In 2020, a prop trading firm faced a regulatory audit investigating suspicious trading activity. The regulator demanded complete reconstruction of all risk decisions for a specific trading day—every order validated, every limit checked, every rejection reason.
The firm's traditional database couldn't provide this. They had current state (today's positions, limits) but no history of how they got there. Risk checks were calculated, decisions made, then overwritten. The audit trail was incomplete.
The firm faced a $50M fine for inadequate record-keeping. Their lawyers argued the data didn't exist. The regulator didn't care—inadequate systems are the firm's problem, not the regulator's.
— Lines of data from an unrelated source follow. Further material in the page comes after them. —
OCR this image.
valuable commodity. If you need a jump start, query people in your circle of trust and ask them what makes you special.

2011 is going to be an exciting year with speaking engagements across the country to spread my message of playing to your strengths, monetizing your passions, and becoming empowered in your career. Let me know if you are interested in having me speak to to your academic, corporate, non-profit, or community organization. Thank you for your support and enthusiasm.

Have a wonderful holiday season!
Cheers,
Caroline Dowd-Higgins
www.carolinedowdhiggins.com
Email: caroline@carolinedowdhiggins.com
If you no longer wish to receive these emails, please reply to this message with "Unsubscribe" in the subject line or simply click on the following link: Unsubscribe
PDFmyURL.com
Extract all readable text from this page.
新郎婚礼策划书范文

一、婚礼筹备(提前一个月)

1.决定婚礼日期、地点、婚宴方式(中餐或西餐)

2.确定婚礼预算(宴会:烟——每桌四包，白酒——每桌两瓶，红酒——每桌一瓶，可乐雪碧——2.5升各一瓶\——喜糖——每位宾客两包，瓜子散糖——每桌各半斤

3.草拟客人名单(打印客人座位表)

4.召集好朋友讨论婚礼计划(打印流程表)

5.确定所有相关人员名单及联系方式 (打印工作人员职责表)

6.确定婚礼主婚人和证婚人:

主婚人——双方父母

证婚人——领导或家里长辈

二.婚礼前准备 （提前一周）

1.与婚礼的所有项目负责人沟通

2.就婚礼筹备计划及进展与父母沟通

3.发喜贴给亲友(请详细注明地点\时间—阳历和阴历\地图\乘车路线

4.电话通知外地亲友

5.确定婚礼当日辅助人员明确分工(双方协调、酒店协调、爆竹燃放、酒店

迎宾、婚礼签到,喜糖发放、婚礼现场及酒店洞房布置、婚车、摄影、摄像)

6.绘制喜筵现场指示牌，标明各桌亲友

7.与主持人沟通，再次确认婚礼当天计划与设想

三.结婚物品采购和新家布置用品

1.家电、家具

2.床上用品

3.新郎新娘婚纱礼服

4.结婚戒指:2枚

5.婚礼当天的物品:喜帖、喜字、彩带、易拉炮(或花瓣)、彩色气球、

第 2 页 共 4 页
A competitor in the same audit had event-sourced their risk engine. They reconstructed the entire day's risk decisions in 2 hours, showing every calculation, every decision, every timestamp. The regulator was satisfied. No fine.
This incident catalyzed industry-wide adoption of event sourcing for risk engines. Today, it's standard practice. This article covers why event sourcing is mandatory for financial risk systems, how to implement it, and the operational challenges.
Traditional databases store current state. Event sourcing stores every state change as an immutable event.
Traditional approach:
Position: {symbol: "AAPL", quantity: 1000, avg_price: 150.00}
You know current position but not how you got there.
Event sourcing approach:
Event 1: OrderFilled {symbol: "AAPL", quantity: 500, price: 149.50}
Event 2: OrderFilled {symbol: "AAPL", quantity: 500, price: 150.50}
Current Position = sum(events) = 1000 shares @ \$150.00 avg
You have complete history of every trade.
1. Complete audit trail Every risk decision is an immutable event. Regulators can reconstruct any point in time.
2. Replayability Test new risk models against historical data without rebuilding databases.
3. Debugging When a bug causes bad risk decisions, replay events to reproduce the exact conditions.
4. Schema evolution Add new fields to events without migrating old data. Old events remain unchanged.
Command: Intent from upstream (e.g., "Validate this order") Event: Immutable fact (e.g., "Order validated" or "Risk limit exceeded") Aggregate: Domain object that applies events to rebuild state Snapshot: Periodic state dump to avoid replaying millions of events CQRS: Separate write model (event store) from read model (materialized view)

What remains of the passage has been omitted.